George Duke wrote on Wed, Aug 5, 2009 04:10 PM UTC:
These comments are appropriate for Shatranj because its inventors are dead for over 1000 years and cannot complain about our superimposition of Shatranj Shuffle2880. To diehards Shatranj Shuffle can be the game for the ages with its liberal modifications. Alexandre appears to have invented random chess in the 1820s. The 1920s saw international tournaments for basically the same idea as Free Chess of Brunner. Chessplayer Fischer forced King to castle at c1 and g1 and called random chess revived for the 1990s Chess960. It's still being played, so let's compare chess960 with old Shatranj2880 from the last two comments here. Now 2880=3x960. How so? Square-colour-requirements of Shatranj Alfil and OrthoChess Bishop are comparable. No difference there. Likewise 2 Rooks and 2 Knights are pairwise indistinguishable both cases of 960 and 2880. Chess960 requires King between two Rooks, and 2880 does not, the only remaining difference with Shatranj2880. How does that make for the factor of 3x? This chart shows Rook combinations and # allowable King placements each case in Chess 960: ab 0__bc 0__cd 0__de 0__ef 0__fg 0_ac 1__bd 1__ce 1__df 1__eg 1__fh 1__ad 2__be 2__cf 2__dg 2__eh 2__gh 0__ae 3__bf 3__cg 3__dh 3__af 4__bg 4__ch 4__ag 5__bh 5__ah 6. There are 28 combinations for Rook. If there were no exclusions invalidating King placement, there would be remaining 6 squares for the King each case of Rooks. 6x28=168. Allowance of 56 of the 168 seen in the list, 1/3 of them, is precisely the Chess960 Fischer-agonized methodology. And shows why 960 times 3 equals the 2880, where there are no castling and restriction of K in the same game (Shatranj and OrthoChess being basically the same in the sense of 6-piece and 64 squares).
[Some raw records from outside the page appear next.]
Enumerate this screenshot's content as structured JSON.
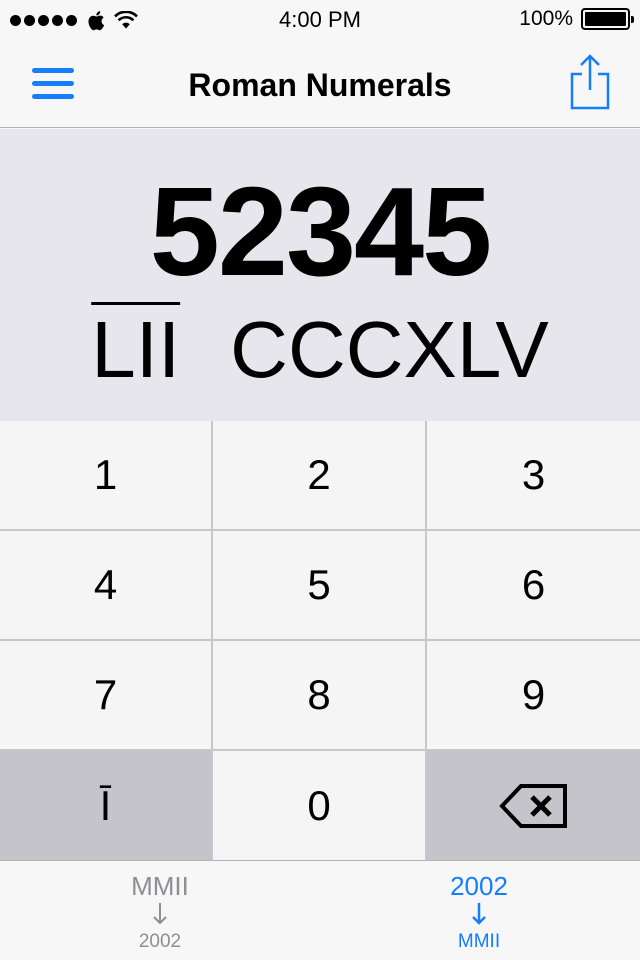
{
  "status_bar": {
    "time": "4:00 PM",
    "battery": "100%",
    "signal_bars": 5,
    "carrier_icon": "apple-icon",
    "wifi_icon": "wifi-icon"
  },
  "nav": {
    "title": "Roman Numerals",
    "menu_icon": "hamburger-icon",
    "share_icon": "share-icon"
  },
  "display": {
    "arabic_value": "52345",
    "roman_overlined": "LII",
    "roman_plain": "CCCXLV"
  },
  "keypad": {
    "keys": [
      "1",
      "2",
      "3",
      "4",
      "5",
      "6",
      "7",
      "8",
      "9",
      "Ī",
      "0"
    ],
    "backspace_icon": "backspace-icon"
  },
  "tabs": {
    "left": {
      "top": "MMII",
      "bottom": "2002"
    },
    "right": {
      "top": "2002",
      "bottom": "MMII"
    }
  },
  "colors": {
    "accent": "#157efb",
    "inactive": "#8e8e93",
    "display_bg": "#e6e6ec",
    "dark_key": "#c4c4ca"
  }
}
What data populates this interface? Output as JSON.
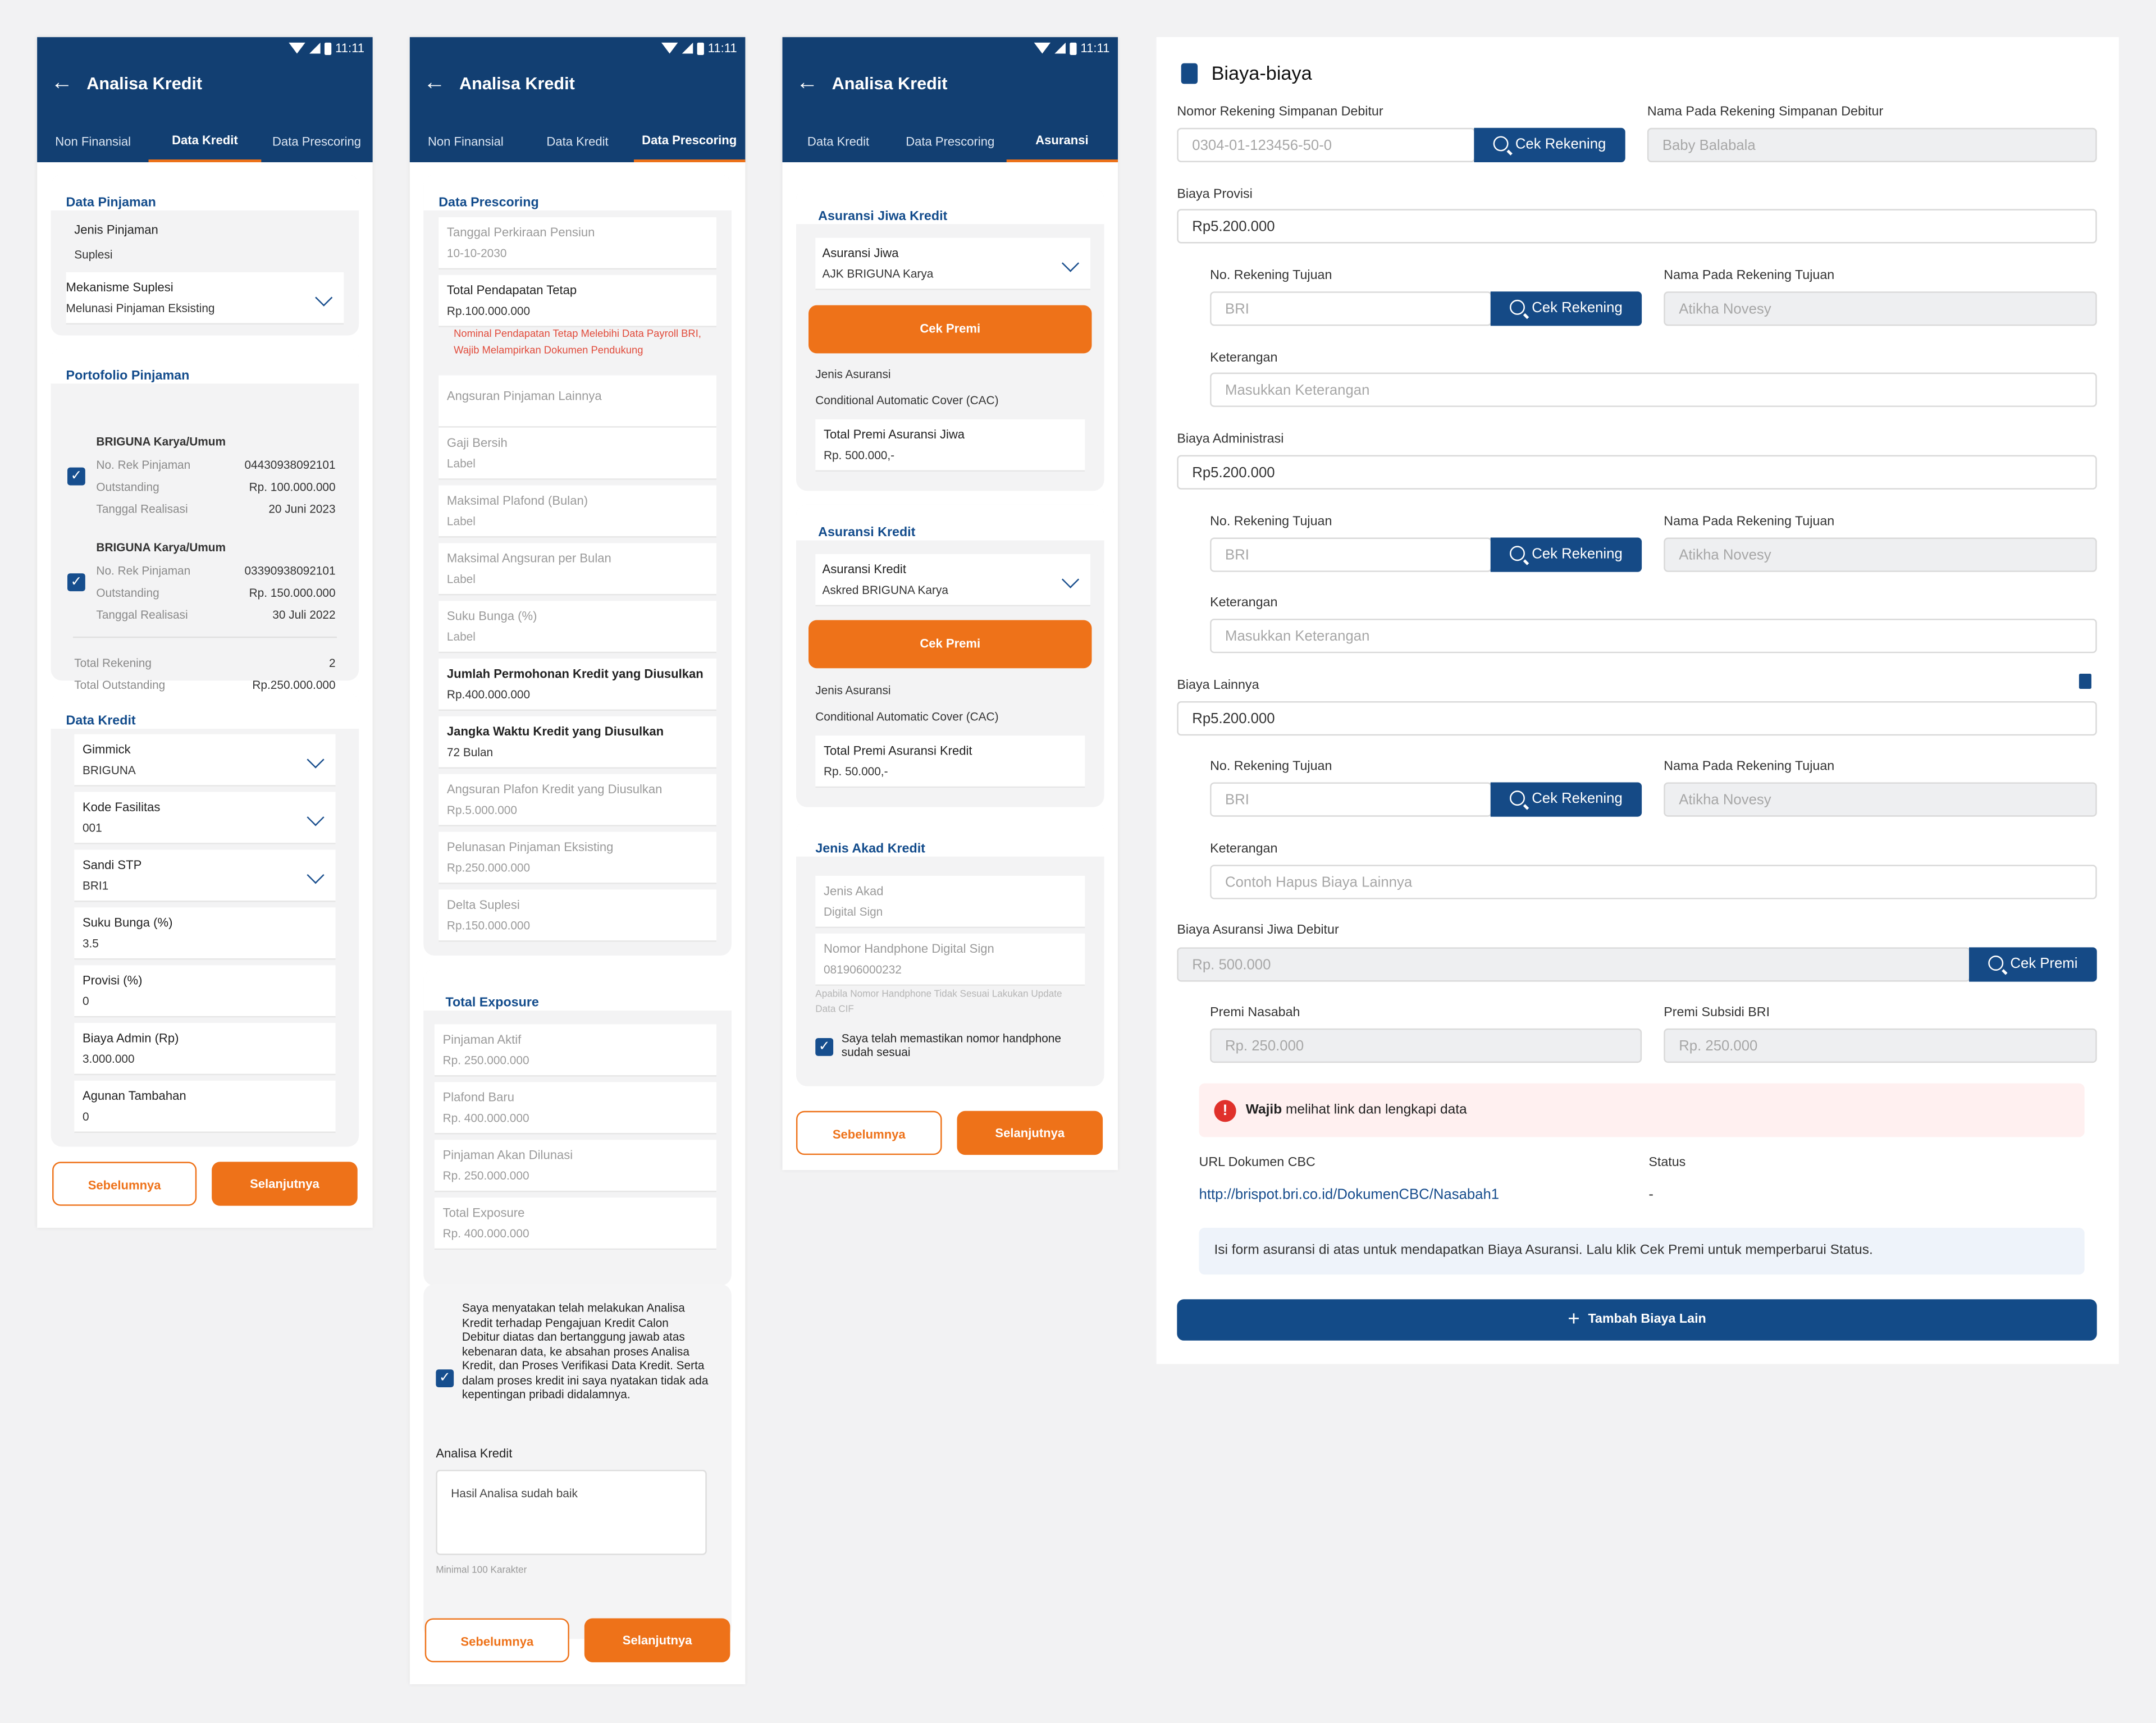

George Duke wrote on Wed, Aug 5, 2009 04:51 PM UTC:
It tends not to be noticed that C960 castling is a 2/3 reduction, because of the other accompanying reduction for Bishop-same-colour. Instead of every King placement, C960 permits only 56 of the 168 respecting the two Rooks' positioning. (In general, on 8x8 fixed castling is better, and by 8x10 free castling is better -- but that's an educated value judgment.) Since ShatranjShuffle2880 has no castling, it has 3 times the arrays available over C960, wherewith Rooks to King placements are not mattering. Hence the exact times 3, what we were trying to understand.
(1) Incidentally with mirrors 168x2 = 336, and that number 336  keeps recurring, chiefly just because it is 8x7x6, such as at Man & Beasts 04,
http://www.chessvariants.org/index/displaycomment.php?commentid=23281.
(2) Technically 960/40320 = 0.0238 = 1/42, the fraction being exact. So C960 uses only 1/42 of pure (8 factorial), representing every possible permutation, and most of the 960 are still ugly as a bulldog.